De verkoop van de molen gebeurt op 7 december 1848. De hoogste bieder is Albertus Petrus PaPot voor 5.600 gulden. Papot blijkt te handelen in opdracht van Pieter Samwel te Leiden, degene die de molen gebouwd en dus nu de nieuwe eigenaar van de molen wordt (bronnen: www.oudlisse.nl - www.de molenvansassenheim.nl - parenteel Hendrik van Rhijn [verkregen via Yvette Ververs]).
=
Hoe het begon...
Op een dag zat Willem Wubbe, tuinder van beroep en wonende aan het Mallegat op boerderij Klopjeshoven, in de herberg De Engel iets te nuttigen. Hij hoorde met belangstelling de verhalen van de gasten aan. Een van hen was Jan Wezelenburg, boer in Voorhout. Hij had eens een zak rogge aan Van Rhijn in Sassenheim aangeboden om te malen, maar, zo zou hij verteld hebben, de molenaar had vervolgens "een schepel rogge" achtergehouden. De dief! Een paar dagen later bevond Wubbe zich "in de publieke gelagkamer aan 't Warmonderhek". Toevallig kwam hij Van Rhijn daar tegen en ze raakten met elkaar in gesprek. Het werd zowaar gezellig, want er kwam al gauw een fles jenever bij te pas. Heel en passant kwam vervolgens het verhaal ter sprake dat hij in herberg De Engel - meende! - gehoord te hebben, namelijk dat Van Wezelenburg had gezegd dat Van Rhijn een schepel rogge had achtergehouden. Het roddeltje was nu verspreid...
De gevolgen...
Hoe de Sassemse korenmolenaar precies reageerde weten we niet, maar mogelijk heeft hij het hoog opgevat, want het kwam ook "de heer officier van Justitie" ter ore en dan was er toch echt iets loos! Het opvallende was echter dat Van Wezelenburg nergens iets van af wist. Ook Willem Wubbe was "hoogst bevreemd" dat aan het verhaal "zodanig gevolg was gegeven". Hij verklaarde dat "de gesprekken (met Van Rhijn) zijn gehouden en de mededeling van t gezegde aan Van Rijn gedaan is onder een glas jenever en vertrouwelijk met elkander zittende praten".

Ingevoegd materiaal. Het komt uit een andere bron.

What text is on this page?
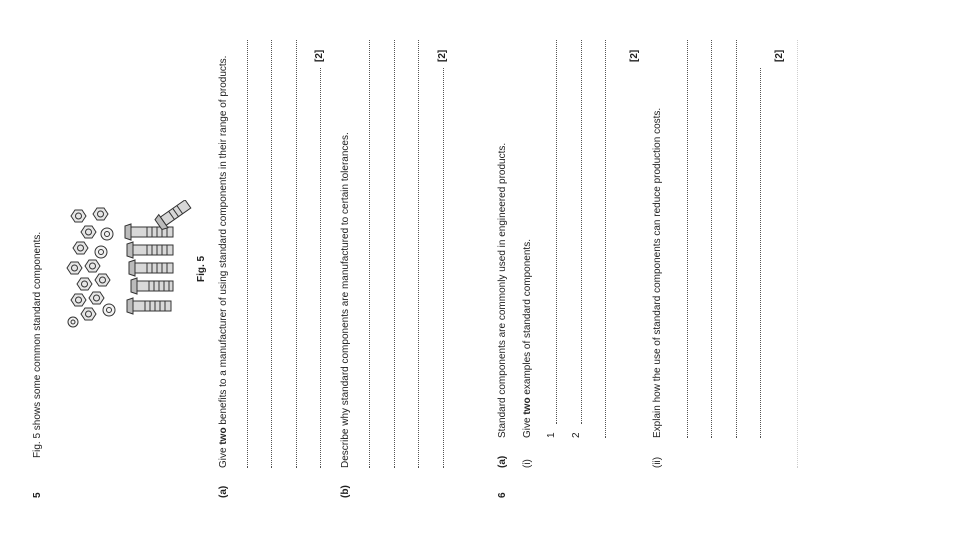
5
Fig. 5 shows some common standard components.	Fig. 5
(a)
Give two benefits to a manufacturer of using standard components in their range of products.	[2]
(b)
Describe why standard components are manufactured to certain tolerances.
[2]
6
(a)
Standard components are commonly used in engineered products.
(i)
Give two examples of standard components.
1 2
[2]
(ii)
Explain how the use of standard components can reduce production costs.
[2]
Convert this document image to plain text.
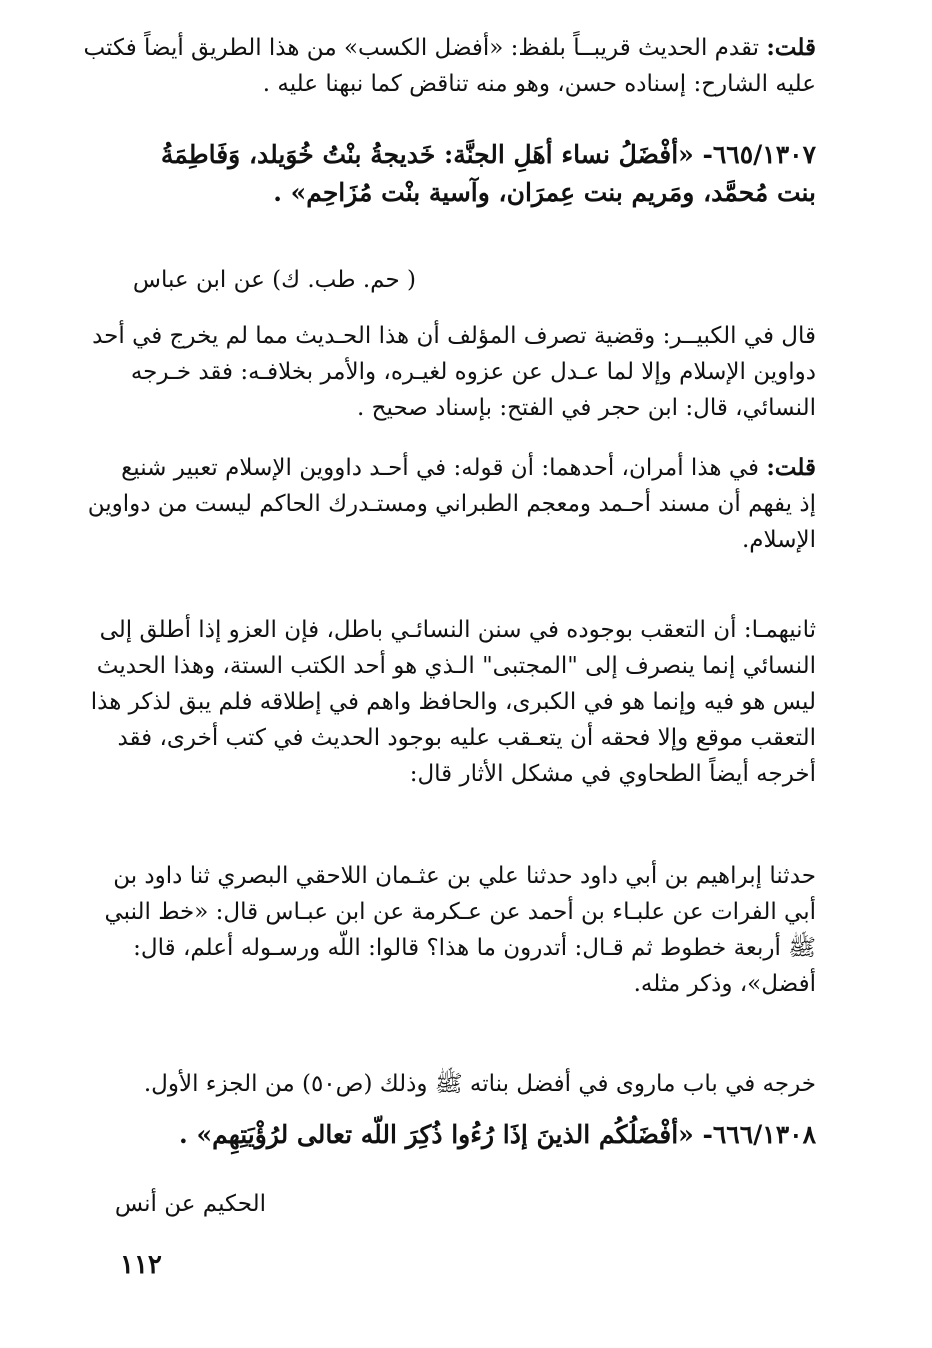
قلت: تقدم الحديث قريبــاً بلفظ: «أفضل الكسب» من هذا الطريق أيضاً فكتب
عليه الشارح: إسناده حسن، وهو منه تناقض كما نبهنا عليه .
٦٦٥/١٣٠٧- «أفْضَلُ نساء أهَلِ الجنَّة: خَديجةُ بنْتُ خُوَيلد، وَفَاطِمَةُ
بنت مُحمَّد، ومَريم بنت عِمرَان، وآسية بنْت مُزَاحِم» .
( حم. طب. ك) عن ابن عباس
قال في الكبيــر: وقضية تصرف المؤلف أن هذا الحـديث مما لم يخرج في أحد
دواوين الإسلام وإلا لما عـدل عن عزوه لغيـره، والأمر بخلافـه: فقد خـرجه
النسائي، قال: ابن حجر في الفتح: بإسناد صحيح .
قلت: في هذا أمران، أحدهما: أن قوله: في أحـد داووين الإسلام تعبير شنيع
إذ يفهم أن مسند أحـمد ومعجم الطبراني ومستـدرك الحاكم ليست من دواوين
الإسلام.
ثانيهمـا: أن التعقب بوجوده في سنن النسائـي باطل، فإن العزو إذا أطلق إلى
النسائي إنما ينصرف إلى "المجتبى" الـذي هو أحد الكتب الستة، وهذا الحديث
ليس هو فيه وإنما هو في الكبرى، والحافظ واهم في إطلاقه فلم يبق لذكر هذا
التعقب موقع وإلا فحقه أن يتعـقب عليه بوجود الحديث في كتب أخرى، فقد
أخرجه أيضاً الطحاوي في مشكل الأثار قال:
حدثنا إبراهيم بن أبي داود حدثنا علي بن عثـمان اللاحقي البصري ثنا داود بن
أبي الفرات عن علبـاء بن أحمد عن عـكرمة عن ابن عبـاس قال: «خط النبي
ﷺ أربعة خطوط ثم قـال: أتدرون ما هذا؟ قالوا: اللّه ورسـوله أعلم، قال:
أفضل»، وذكر مثله.
خرجه في باب ماروى في أفضل بناته ﷺ وذلك (ص٥٠) من الجزء الأول.
٦٦٦/١٣٠٨- «أفْضَلُكُم الذينَ إذَا رُءُوا ذُكِرَ اللّه تعالى لرُؤْيَتِهِم» .
الحكيم عن أنس
١١٢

De aap komt uit de mouw...
In opdracht van diezelfde "heer officier van Justitie" verscheen dan ook op 10 juni 1847 Willem Wubbe ter secretarie van Lisse aan 't Vierkant. Hij verklaarde dat hij inderdaad niet ontkennen kon dat hij aan Van Rhijn verteld had "dat Wezelenburg gezegd had een baksel rogge te kort te zijn gekomen van het mud rogge dat hij bij hem had laten malen". En dan komt het: mogelijk had hij Van Wezelenburg echter verkeerd begrepen "en deze vroeger van Van Rijn gesproken hebbende, later van andere molenaars en van zoodanig afhouden van graan sprekende, hij die gesprekken ten onjuiste kan zamengevoegd hebben". Het was dus gewoon een roddeltje geweest dat Wubbe aan Van Rhijn had verteld! Willem had nooit de bedoeling gehad "aan een hunner (dus aan Van Wezelenburg of aan Van Rhijn) eenig leed of nadeel te hebben willen berokkenen". Hij wilde dan ook best zich met Van Wezelenburg "in 't vriendelijke verstaan, teneinde mogelijk misverstand te verklaren". Het kwaad was echter inmiddels al geschied...
Conclusie
Het is interessant om te zien hoe vroeger bepaalde verhaaltjes konden ontstaan en vervolgens zich verspreidden. Herbergen en in het algemeen drinkgelegenheden speelden daarbij kennelijk een grote rol. Logisch natuurlijk, omdat het hier belangrijke ontmoetingsplaatsen betrof in het sociale leven van die tijd. Daarom waren er ook zoveel "logementen" in het Lisse van die dagen.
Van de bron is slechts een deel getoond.